Entre deux dépôts d’amendements, Laurent Marcangeli, chef de file des députés Horizons, est venu chercher un peu de répit à la buvette de l’Assemblée nationale, haut lieu de bavardages. Mais ce jeudi 14 mars, les mines des parlementaires de son camp sont crispées. « Si on n’arrive pas à dépasser les 20 %, ça va être “hardos” », lui lance un élu Renaissance.
Voilà trois jours qu’a été publiée la troisième vague du sondage Ipsos pour Le Monde, le Cevipof, la Fondation Jean Jaurès et l’Institut Montaigne, en vue des élections européennes du 9 juin. L’étude a soulevé un vent de panique dans le camp présidentiel. La liste du Rassemblement national (RN), conduite par Jordan Bardella, recueille 31 % des intentions de vote, loin devant les 18 % de la coalition Renaissance-Horizons-MoDem, emmenée par Valérie Hayer. Non seulement l’écart se creuse, à trois mois du scrutin, mais l’électorat macroniste « se rétrécit sur son cœur bourgeois et âgé de centre droit », analyse Gilles Finchelstein, secrétaire général de la Fondation Jean Jaurès.

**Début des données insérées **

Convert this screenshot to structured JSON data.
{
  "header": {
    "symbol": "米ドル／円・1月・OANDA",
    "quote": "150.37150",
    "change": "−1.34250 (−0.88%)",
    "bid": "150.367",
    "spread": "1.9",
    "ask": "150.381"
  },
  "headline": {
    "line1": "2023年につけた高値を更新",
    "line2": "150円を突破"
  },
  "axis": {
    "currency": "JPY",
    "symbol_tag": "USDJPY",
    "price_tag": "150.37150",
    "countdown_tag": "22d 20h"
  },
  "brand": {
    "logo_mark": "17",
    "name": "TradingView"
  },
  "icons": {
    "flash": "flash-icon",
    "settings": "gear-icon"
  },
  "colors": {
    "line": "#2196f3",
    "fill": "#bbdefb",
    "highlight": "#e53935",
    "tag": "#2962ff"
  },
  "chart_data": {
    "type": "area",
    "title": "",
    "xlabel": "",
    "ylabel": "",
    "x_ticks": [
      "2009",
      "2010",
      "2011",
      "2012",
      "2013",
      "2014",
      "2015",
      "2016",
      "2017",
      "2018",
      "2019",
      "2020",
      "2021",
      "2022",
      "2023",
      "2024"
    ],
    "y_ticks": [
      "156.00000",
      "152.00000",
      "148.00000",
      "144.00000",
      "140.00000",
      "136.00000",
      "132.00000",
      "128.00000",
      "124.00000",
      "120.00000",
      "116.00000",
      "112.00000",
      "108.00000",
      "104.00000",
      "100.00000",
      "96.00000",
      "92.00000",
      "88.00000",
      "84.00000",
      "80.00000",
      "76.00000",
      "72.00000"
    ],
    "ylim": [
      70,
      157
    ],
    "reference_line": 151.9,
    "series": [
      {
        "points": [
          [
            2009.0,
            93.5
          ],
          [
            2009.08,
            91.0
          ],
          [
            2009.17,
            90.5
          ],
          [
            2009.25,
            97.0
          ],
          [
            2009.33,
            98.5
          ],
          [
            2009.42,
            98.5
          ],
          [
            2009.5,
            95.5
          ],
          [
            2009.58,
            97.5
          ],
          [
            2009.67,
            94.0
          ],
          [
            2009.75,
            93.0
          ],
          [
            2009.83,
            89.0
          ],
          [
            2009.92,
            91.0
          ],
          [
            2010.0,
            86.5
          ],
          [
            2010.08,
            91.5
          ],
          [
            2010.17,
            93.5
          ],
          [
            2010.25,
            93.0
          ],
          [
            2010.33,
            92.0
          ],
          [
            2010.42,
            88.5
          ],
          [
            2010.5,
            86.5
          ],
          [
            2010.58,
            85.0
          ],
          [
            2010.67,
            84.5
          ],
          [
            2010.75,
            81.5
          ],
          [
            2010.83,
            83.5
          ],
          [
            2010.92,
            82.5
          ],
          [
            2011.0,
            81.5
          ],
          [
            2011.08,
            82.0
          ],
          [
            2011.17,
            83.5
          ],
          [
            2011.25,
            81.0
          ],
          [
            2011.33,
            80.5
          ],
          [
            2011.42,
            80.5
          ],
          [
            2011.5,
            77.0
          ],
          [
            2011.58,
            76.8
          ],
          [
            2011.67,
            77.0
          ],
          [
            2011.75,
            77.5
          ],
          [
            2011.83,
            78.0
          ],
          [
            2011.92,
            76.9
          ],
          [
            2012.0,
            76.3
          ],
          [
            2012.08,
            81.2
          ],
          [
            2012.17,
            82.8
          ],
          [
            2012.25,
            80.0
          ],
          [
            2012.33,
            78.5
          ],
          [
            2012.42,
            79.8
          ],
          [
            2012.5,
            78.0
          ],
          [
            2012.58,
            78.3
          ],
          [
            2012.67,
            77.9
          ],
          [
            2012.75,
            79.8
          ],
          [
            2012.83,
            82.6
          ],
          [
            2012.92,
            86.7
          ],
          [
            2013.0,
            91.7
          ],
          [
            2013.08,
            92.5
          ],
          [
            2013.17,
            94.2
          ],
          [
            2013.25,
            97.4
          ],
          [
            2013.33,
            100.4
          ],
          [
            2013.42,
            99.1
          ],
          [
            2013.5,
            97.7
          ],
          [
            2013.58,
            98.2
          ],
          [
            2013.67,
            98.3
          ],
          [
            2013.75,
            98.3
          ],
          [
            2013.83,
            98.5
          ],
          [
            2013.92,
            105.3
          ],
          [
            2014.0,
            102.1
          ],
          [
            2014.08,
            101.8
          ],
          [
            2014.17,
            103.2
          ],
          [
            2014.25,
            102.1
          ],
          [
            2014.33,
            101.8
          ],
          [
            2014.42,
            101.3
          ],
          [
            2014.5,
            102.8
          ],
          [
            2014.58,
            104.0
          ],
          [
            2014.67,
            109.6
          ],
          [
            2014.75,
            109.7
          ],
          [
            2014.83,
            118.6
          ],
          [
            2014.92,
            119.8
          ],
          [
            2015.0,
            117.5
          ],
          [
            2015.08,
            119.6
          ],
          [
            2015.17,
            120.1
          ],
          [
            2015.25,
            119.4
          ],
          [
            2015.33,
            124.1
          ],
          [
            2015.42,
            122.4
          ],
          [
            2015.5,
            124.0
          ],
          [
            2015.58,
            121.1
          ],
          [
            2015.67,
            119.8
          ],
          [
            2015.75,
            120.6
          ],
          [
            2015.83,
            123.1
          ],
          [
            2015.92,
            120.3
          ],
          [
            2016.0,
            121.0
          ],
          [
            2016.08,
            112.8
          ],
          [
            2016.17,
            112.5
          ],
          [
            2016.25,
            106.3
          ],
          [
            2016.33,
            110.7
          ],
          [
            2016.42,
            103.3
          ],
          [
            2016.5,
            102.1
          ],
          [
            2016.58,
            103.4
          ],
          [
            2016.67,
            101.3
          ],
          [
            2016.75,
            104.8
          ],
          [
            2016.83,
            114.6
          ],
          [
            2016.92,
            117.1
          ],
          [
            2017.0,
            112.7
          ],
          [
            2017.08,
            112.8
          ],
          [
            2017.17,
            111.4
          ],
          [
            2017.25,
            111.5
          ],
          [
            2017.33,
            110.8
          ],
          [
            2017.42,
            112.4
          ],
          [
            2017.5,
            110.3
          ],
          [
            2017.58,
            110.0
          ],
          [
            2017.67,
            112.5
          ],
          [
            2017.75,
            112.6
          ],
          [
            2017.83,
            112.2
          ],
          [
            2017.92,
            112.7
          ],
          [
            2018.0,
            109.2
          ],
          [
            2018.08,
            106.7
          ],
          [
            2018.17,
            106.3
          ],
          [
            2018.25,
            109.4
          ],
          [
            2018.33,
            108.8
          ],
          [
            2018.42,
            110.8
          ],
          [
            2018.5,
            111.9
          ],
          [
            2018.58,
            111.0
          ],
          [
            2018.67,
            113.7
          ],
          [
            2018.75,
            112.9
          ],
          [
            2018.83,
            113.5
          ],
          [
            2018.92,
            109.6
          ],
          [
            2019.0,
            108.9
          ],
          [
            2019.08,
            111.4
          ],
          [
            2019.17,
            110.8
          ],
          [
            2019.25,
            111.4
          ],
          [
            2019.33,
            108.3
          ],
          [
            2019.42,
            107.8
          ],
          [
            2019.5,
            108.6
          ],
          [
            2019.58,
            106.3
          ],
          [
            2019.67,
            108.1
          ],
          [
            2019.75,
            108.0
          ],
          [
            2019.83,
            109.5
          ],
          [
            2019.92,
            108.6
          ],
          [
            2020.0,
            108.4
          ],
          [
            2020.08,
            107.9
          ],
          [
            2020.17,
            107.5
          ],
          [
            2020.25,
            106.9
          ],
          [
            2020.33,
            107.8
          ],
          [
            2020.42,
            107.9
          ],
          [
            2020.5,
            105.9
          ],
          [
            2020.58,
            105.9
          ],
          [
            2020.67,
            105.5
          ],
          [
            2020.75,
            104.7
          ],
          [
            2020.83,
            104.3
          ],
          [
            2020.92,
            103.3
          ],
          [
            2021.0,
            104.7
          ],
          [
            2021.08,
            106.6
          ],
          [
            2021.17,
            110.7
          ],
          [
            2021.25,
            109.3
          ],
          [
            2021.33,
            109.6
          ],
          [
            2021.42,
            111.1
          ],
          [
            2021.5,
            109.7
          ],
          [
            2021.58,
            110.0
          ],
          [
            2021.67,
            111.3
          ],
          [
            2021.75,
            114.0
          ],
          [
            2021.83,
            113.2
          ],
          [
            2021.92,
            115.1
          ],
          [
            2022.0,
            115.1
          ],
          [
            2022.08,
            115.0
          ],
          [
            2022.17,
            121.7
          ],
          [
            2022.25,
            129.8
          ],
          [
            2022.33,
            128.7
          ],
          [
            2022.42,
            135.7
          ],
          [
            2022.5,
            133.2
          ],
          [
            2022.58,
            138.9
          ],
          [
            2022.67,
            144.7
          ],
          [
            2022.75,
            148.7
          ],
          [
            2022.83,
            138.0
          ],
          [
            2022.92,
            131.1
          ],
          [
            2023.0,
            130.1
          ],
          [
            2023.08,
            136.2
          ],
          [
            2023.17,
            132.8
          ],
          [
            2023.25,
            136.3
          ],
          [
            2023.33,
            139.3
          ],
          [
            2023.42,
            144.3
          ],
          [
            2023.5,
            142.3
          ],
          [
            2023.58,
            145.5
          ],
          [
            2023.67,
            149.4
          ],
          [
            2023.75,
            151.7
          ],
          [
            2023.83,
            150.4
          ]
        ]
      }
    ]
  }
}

« Ce recul, sur à peu près toutes les catégories de la population, nous sommes nombreux à le ressentir sur le terrain, commente le député de Paris Gilles Le Gendre (Renaissance). Il est probablement lié au brouillage de nos messages politiques depuis 2022. » « Je le sens, la dynamique n’est pas bonne, constate Laurent Marcangeli. Je ne panique pas, mais ce qui fait peur, c’est que les européennes, c’est le dernier scrutin national avant 2027. Si on se prend une “taule”, comme le Parti socialiste en 1993… »
Le spleen des élus du camp présidentiel s’est encore aggravé à la lecture d’un sondage « secret », commandé en décembre 2023 par Les Républicains (LR), que les parlementaires se transmettent dans les boucles WhatsApp et Telegram. Révélée par L’Obs le 15 mars, l’étude fait du RN le grand vainqueur en cas d’élections législatives anticipées, à onze voix de la majorité absolue.
Le risque d’« un coup de tonnerre politique »
L’atmosphère oppressante de la guerre « aux portes de l’Europe », selon les mots d’Emmanuel Macron, entre l’Ukraine et la Russie, et les liens du RN avec le Kremlin, dénoncés sans relâche par la Macronie, ne brisent pas l’élan du parti d’extrême droite. Sur le terrain, la dramatisation du contexte géopolitique ne contribue pas à renforcer le camp présidentiel, soupire la députée du Nord Violette Spillebout (Renaissance), constatant que la population est plus encline au « repli sur soi » qu’à se préoccuper du conflit en Ukraine.